“…experience with chloroform…”

I am assuming that a letter from Gross would have spoken of Bozeman’s work with chloroform during his three years of working for Gross (see “…delivered the anesthesia…,” above). As will be seen later, Sims would prefer ether to chloroform, and would suffer significant embarrassment over chloroform in 1861. Sims’s defenders have argued that Sims’s having been positioned in Alabama means that he would likely have been unaware of the most recent advances in anesthetics. This is patently false—the subject was being widely discussed in the medical world, and Sims had access to many medical journals. To top it off, Bozeman became his assistant, and had extensive experience with chloroform.

“Something afflicted him.”

The dates become difficult to untangle. Sims claimed that he cured Anarcha in May or June of 1849, and Bozeman indicates that he arrived in Montgomery and was thrown into business with Sims in June 1849. If Anarcha had still been at Sims’s clinic when Bozeman arrived, Bozeman surely would have reported meeting her—he didn’t. I am assuming that Sims’s collapse, such as it was, had commenced by the time of his hiring of Bozeman.

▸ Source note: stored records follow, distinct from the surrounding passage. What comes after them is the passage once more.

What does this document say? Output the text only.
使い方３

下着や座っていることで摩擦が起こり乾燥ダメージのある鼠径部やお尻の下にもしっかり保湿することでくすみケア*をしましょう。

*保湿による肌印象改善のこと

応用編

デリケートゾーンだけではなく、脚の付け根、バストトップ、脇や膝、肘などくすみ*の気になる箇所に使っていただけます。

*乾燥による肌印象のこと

SIMS, J. Marion, (1885). The Story of my Life, ed. by H. Marion-Sims. D. Appleton & Co: New York, p. 248.

“…he maintained a practice…”

Too many examples to cite at length, but Sims would report a great deal of travel, and a great deal of medical work, during the period when he also claimed to be on death’s door.

SIMS, J. Marion, (1885). The Story of my Life, ed. by H. Marion-Sims. D. Appleton & Co: New York, p. 260.

“…quack water cures…”

See “…a sulfur spring in Butler County…,” above.

“…a prodigious, lithe intelligence…”

Bozeman would certainly be counted in this group (so would I).

“J. Marion Sims—Pioneer Cancer Protagonist,” Hayes Martin, Harry Ehrlich, and Francelia Butler, Cancer, March 1950, p. 193.

“…likely to be difficult…”

As will be seen, Bozeman immediately began to suspect that the procedure was more difficult than Sims was telling the world, and he would devote great energy and resources to making sure the world knew this to be the case. Alas, his voice and warnings went mostly unheard.

Bozeman, N. (1884). History of the clamp suture of the late Dr. J. Marion Sims, and why it was abandoned by the profession, pp. 1-2.

“…the Sims position was required at all…”

See “…unable to bear the knee-chest position…,” above. Early on, Bozeman saw or heard of successful procedures without the knee-chest position, which turned out to be unnecessary if you were not using an anesthetic (and perhaps not even then).

Bozeman, N. (1884). History of the clamp suture of the late Dr. J. Marion Sims, and why it was abandoned by the profession, pp. 21, 31, 37.

“…a chair or a rest…”

As will be seen shortly, Bozeman would soon invent such a chair.

“…the blade of Sims’s speculum…”

Bozeman, N. (1884). History of the clamp suture of the late Dr. J. Marion Sims, and why it was abandoned by the profession, pp. 27, 28, 41.